I tried to adjust the Litespeed Memory I/O buffer from 120m to 304M. It seems to be no different. the following is the data captured from litespeed admin console and data captured from dreamhost PS command line. Based on number of connection 52 and total memory been used on PS server(362M), the memory used per connection is about 9.2MB instead of 6MB per connection.
*************************************
System
Uptime: 03:20:01 Load Average: 0.49, 0.49, 0.34
mpstat 19:01:27 CPU %user %nice %sys %iowait %irq %soft %steal %idle intr/s
19:01:27 all 31.70 0.21 6.09 4.71 0.11 0.86 0.00 56.31 2565.57
vmstat procs ———–memory———- —swap– —–io—- -system– —-cpu—-
r b swpd free buff cache si so bi bo in cs us sy id wa
Process
PID Nice Priority %CPU %Mem RSS(KB) VM(KB) Accu.

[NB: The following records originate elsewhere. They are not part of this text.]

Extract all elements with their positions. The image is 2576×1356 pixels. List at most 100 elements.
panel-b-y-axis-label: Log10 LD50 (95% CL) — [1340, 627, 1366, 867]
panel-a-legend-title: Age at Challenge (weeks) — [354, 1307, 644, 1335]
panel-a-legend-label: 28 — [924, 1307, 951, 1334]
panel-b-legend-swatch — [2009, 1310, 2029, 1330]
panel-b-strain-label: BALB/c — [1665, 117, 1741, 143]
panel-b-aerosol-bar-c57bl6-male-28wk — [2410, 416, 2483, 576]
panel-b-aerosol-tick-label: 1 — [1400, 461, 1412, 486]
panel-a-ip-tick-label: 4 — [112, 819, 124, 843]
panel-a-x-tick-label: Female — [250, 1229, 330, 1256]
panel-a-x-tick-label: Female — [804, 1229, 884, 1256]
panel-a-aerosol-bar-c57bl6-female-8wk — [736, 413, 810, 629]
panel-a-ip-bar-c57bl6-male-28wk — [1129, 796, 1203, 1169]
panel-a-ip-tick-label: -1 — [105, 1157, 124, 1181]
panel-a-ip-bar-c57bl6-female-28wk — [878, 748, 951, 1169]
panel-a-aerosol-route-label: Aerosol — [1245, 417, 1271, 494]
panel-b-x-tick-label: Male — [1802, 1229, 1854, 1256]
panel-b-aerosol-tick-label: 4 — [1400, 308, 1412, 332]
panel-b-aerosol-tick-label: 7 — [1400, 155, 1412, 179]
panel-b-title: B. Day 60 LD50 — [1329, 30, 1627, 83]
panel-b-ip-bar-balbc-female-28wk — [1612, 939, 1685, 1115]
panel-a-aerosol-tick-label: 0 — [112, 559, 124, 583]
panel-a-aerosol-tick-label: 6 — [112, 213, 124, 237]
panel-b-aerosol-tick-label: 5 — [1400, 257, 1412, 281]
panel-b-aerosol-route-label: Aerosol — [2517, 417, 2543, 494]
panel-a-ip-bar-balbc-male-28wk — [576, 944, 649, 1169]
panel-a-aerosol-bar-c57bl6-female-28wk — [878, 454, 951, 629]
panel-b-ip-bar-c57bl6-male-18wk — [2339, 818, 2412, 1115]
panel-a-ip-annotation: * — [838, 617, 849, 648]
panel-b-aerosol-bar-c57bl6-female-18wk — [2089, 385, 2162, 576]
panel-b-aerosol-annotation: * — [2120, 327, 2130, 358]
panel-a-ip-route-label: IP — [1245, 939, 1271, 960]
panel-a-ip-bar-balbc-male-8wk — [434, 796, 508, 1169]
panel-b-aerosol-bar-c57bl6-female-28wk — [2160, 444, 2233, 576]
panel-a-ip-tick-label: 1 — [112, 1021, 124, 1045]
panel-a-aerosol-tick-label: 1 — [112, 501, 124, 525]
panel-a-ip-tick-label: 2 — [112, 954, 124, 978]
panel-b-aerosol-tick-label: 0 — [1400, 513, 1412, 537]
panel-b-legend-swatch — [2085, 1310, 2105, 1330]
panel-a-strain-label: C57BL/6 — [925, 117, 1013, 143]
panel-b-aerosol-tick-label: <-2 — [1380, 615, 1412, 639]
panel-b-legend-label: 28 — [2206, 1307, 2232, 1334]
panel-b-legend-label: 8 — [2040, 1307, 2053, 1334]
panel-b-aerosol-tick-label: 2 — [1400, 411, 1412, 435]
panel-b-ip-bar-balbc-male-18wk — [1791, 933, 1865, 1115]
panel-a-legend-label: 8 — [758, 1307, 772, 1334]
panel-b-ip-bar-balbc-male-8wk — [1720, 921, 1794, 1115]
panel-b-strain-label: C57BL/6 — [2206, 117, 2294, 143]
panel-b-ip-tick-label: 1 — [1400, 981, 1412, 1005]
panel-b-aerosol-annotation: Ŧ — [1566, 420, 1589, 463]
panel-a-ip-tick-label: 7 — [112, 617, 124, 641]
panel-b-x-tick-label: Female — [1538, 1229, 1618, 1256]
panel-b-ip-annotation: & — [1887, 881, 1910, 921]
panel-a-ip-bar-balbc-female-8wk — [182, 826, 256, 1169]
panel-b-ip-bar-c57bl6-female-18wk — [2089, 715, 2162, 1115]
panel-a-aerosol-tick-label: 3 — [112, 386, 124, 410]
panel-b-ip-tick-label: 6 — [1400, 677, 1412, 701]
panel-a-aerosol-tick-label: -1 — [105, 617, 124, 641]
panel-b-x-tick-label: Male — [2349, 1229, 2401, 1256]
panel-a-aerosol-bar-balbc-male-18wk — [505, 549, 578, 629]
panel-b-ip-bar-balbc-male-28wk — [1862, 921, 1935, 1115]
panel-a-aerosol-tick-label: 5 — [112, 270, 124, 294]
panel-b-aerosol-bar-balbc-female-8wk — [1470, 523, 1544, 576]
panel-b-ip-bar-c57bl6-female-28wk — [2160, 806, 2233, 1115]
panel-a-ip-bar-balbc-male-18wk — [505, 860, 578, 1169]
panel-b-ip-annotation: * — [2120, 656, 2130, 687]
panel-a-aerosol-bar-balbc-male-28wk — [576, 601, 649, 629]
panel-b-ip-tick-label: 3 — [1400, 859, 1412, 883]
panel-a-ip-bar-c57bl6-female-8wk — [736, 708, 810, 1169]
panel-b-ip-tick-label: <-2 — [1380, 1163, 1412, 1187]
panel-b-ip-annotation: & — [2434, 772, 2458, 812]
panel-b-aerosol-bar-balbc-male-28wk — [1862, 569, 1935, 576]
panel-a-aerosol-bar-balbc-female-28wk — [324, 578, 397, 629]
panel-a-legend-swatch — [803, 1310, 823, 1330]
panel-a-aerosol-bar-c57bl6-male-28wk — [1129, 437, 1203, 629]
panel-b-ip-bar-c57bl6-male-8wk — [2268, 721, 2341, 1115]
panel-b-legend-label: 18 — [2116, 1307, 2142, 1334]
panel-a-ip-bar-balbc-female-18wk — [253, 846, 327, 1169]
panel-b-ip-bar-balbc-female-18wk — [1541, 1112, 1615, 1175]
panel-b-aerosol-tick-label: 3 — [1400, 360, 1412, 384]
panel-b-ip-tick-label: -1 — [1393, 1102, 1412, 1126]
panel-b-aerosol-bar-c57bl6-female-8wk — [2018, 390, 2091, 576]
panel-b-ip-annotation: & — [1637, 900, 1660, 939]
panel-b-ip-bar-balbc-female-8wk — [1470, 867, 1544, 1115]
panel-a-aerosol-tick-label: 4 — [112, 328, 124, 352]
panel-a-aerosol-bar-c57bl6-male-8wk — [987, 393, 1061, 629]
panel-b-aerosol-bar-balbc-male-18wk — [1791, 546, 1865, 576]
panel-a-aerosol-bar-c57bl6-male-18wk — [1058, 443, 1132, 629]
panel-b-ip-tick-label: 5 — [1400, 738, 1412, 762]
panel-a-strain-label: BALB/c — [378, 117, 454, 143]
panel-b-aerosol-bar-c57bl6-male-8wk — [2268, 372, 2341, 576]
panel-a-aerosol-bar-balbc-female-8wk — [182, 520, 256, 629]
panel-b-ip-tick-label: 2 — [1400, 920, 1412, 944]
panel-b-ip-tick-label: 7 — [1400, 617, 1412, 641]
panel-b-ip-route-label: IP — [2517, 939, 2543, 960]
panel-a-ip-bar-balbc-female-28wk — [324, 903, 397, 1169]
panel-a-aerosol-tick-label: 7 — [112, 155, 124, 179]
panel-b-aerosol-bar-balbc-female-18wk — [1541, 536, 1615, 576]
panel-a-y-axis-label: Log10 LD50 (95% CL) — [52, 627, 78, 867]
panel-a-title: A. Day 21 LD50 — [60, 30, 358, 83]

CPU
26301 0 24 0.1 0.6 1916 5584 00:00:20
Network
Plain SSL
In Out In Out
0KB 1,541KB 0KB 0KB
Connection
Max Idle Plain SSL
150 2 Used Free Used Free
54 96 0 150
Request
Scope Requests in Processing Request/Second
_AdminVHost 0 1
_Server 52 1
domain.com 52 0
*******************************************
The follwoing information is captured from dreamhost PS command line interface using putty and “top” command.
top – 18:54:11 up 3:37, 1 user, load average: 0.03, 0.23, 0.23
Tasks: 79 total, 1 running, 78 sleeping, 0 stopped, 0 zombie
Cpu(s): 29.5%us, 3.8%sy, 0.0%ni, 65.1%id, 0.3%wa, 0.1%hi, 1.2%si, 0.0%st
Mem: 311296k total, 311296k used, 0k free, 0k buffers
Swap: 311296k total, 53944k used, 257352k free, 0k cached
PID USER PR NI VIRT RES SHR S %CPU %MEM TIME+ COMMAND
23356 dhapache 15 0 123m 5556 1508 S 1 1.8 0:00.41 apache2-ps5905-
26308 kl 15 0 7736 5484 1564 S 1 1.8 0:32.44 admin_php
8596 kl 15 0 10592 1284 956 R 0 0.4 0:00.06 top
23379 dhapache 15 0 123m 5328 1444 S 0 1.7 0:00.23 apache2-ps5905-
1 root 18 0 6120 692 568 S 0 0.2 0:08.21 init
2071 dhapache 15 0 123m 5568 1504 S 0 1.8 0:01.39 apache2-ps5905-
3663 postfix 15 0 20652 2060 1616 S 0 0.7 0:00.00 pickup
4940 dhapache 15 0 123m 5548 1512 S 0 1.8 0:01.49 apache2-ps5905-
5019 root 15 0 10112 1420 540 S 0 0.5 0:00.80 syslog-ng
5037 root 20 0 3872 420 332 S 0 0.1 0:00.00 courierlogger
5038 root 18 0 12252 672 528 S 0 0.2 0:00.00 authdaemond
5040 root 18 0 12252 264 120 S 0 0.1 0:00.00 authdaemond
5091 root 18 0 123m 7956 4132 S 0 2.6 0:00.09 apache2-ps5905-
5094 dhapache 18 0 123m 4384 568 S 0 1.4 0:00.00 apache2-ps5905-
5100 dhapache 18 0 123m 4416 596 S 0 1.4 0:00.00 apache2-ps5905-
5104 dhapache 15 0 123m 5556 1508 S 0 1.8 0:01.00 apache2-ps5905-
5109 dhapache 15 0 123m 5620 1592 S 0 1.8 0:01.56 apache2-ps5905-
February 11th, 2009 at 9:57 pm - Edit
@KL
5104 dhapache 15 0 123m 5556 1508 S 0 1.8 0:01.00 apache2-ps5905-
5109 dhapache 15 0 123m 5620 1592 S 0 1.8 0:01.56 apache2-ps5905-
You can see from the 5556 and 5620 that each apache2 is using less than 6MB of memory now. The rest of the memory is used mostly by PHP threads. Tune your PHP_LSAPI_CHILDREN and also your PHP accelerator (eAccelerator?) memory cache size to optimize memory usage.